On Playing with Words

Over the past several weeks, there has not been a shortage of discussions and commentaries around the debt ceiling. If nothing else, this topic demonstrates that politics involves playing the word game, which sometimes capitalizing on what the listeners do not know. For instance, let’s consider the following phrases/terms: size of government, deficit, and debt.

What is the meaning of size of government? To me, size refers to how big government is … the size of the organizational chart. On the other hand, some use size of government to refer to the amount the government spends. However, amount refers to the number of dollars involved. If the org chart remains the same, a budget decrease means the amount spent decreases while the government’s size remains the same. Of course, some also incorrectly use size of government when they actually mean the role of government.

Does the user mean debt or deficit? The two are not interchangeable terms. The recent debate involves plans for deficit reduction, but not necessary the debt. Yep, they actually agreed upon a budget decrease that reduces the rate of debt increase. That is, the debt still increases.

Deficit and surplus refer to the difference between income and spending – specifically, during a particular 12-month fiscal year. If income is greater, that’s a surplus. If spending is greater, that is a deficit. In other words, deficit and surplus only refer to a one-year period.

Debt is a long-term word involving an ongoing accumulation of yearly deficits. Interestingly, if the surplus does not cover the interest on the debt, a surplus does not reduce the debt. Even the GOP recognizes that it will take 10-years of concentrated deficit reduction to reach a point of the debt not increasing.

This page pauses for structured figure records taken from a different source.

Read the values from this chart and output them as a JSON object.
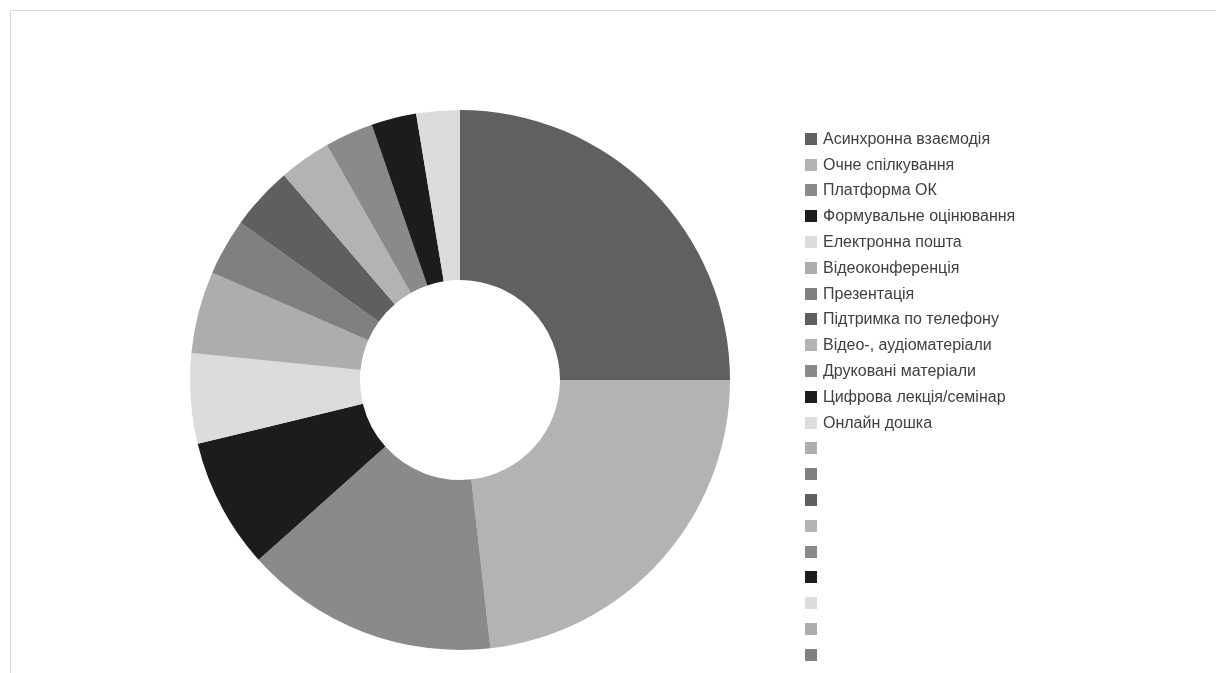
{
  "chart_data": {
    "type": "donut",
    "categories": [
      "Асинхронна взаємодія",
      "Очне спілкування",
      "Платформа ОК",
      "Формувальне оцінювання",
      "Електронна пошта",
      "Відеоконференція",
      "Презентація",
      "Підтримка по телефону",
      "Відео-, аудіоматеріали",
      "Друковані матеріали",
      "Цифрова лекція/семінар",
      "Онлайн дошка",
      null,
      null,
      null,
      null,
      null,
      null,
      null,
      null,
      null
    ],
    "values": [
      25,
      23.2,
      15.2,
      7.8,
      5.4,
      4.9,
      3.4,
      3.8,
      3.1,
      2.9,
      2.7,
      2.6,
      0,
      0,
      0,
      0,
      0,
      0,
      0,
      0,
      0
    ],
    "colors": [
      "#606060",
      "#b3b3b3",
      "#8a8a8a",
      "#1c1c1c",
      "#dcdcdc",
      "#adadad",
      "#808080",
      "#5f5f5f",
      "#b3b3b3",
      "#8a8a8a",
      "#1c1c1c",
      "#dcdcdc",
      "#adadad",
      "#808080",
      "#5f5f5f",
      "#b3b3b3",
      "#8a8a8a",
      "#1c1c1c",
      "#dcdcdc",
      "#adadad",
      "#808080"
    ],
    "legend": "right"
  }
}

Yep, at that point, a large debt remains.

The moral of this post is the following. As you either listen or read the commentaries, or even better, read comments and letters to the editor or comments on blogs, take note of these terms and you will notice correct and incorrect use … and misleading use.

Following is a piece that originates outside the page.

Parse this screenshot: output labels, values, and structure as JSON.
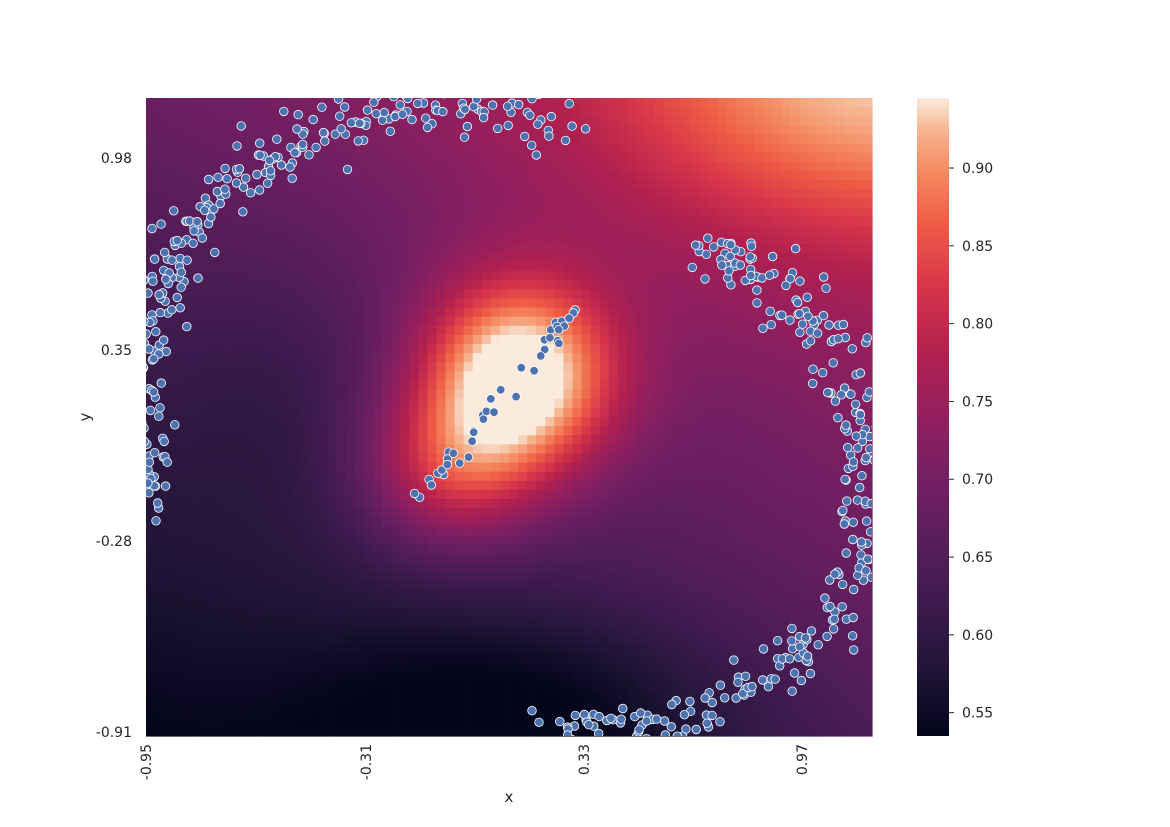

3 thoughts on “On Playing with Words

  1. Deficit and debt are two of the key phrases in this whole government financial mess. While many have talked about the Clinton-era surpluses, all this meant was we did not grow the overall debt. Even if we cut the deficit, as you very accurately point out, we do still grow the debt, just at a slower rate. Even the news media can mix up these terms. I’ve heard it said we have a $14+ trillion deficit (no, it ain’t THAT bad) and that the country has an overall $1.4+ trillion debt (that would be REALLY nice).
    I think that’s a large part of the financial problems we’ve been having within the government – not everyone is using the same terms, or in the same context. “Smaller government” has to be better defined, or we end up turning circles trying to decide how to get there. Otherwise, we risk running afoul of such duplicitous terms as “no new taxes”.
    And let’s hope our worries remain only financial – that our cities do not go the route of those in England, especially Philadelphia as it teeters on the brink. Our cities have suffered too much, for youthful indiscretions and misguided protests to cause potentially fatal damage. God bless and care for our “mother country”.


    • John,
      “not everyone is using the same terms, or in the same context” … that is a powerful statement and the essence of my post. Candidates should define “smaller government”, then again, they will do so with sound bytes that don’t answer the question. Meanwhile, let us hope for cooler heads across the pond. Thanks for sharing.


  2. We know sociologically that language precedes thought. How you speak about something is how you ultimately think about it. Sow a word, reap a thought. Sow a thought, reap an action…. and so on.

    Both media and government have become very adept at tailoring words to change or derange the thought process of the american public. This, combined with the fact schools no longer teach or encourage critical thinking (since it is not on the test…) gives us the current voting patterns and predicaments.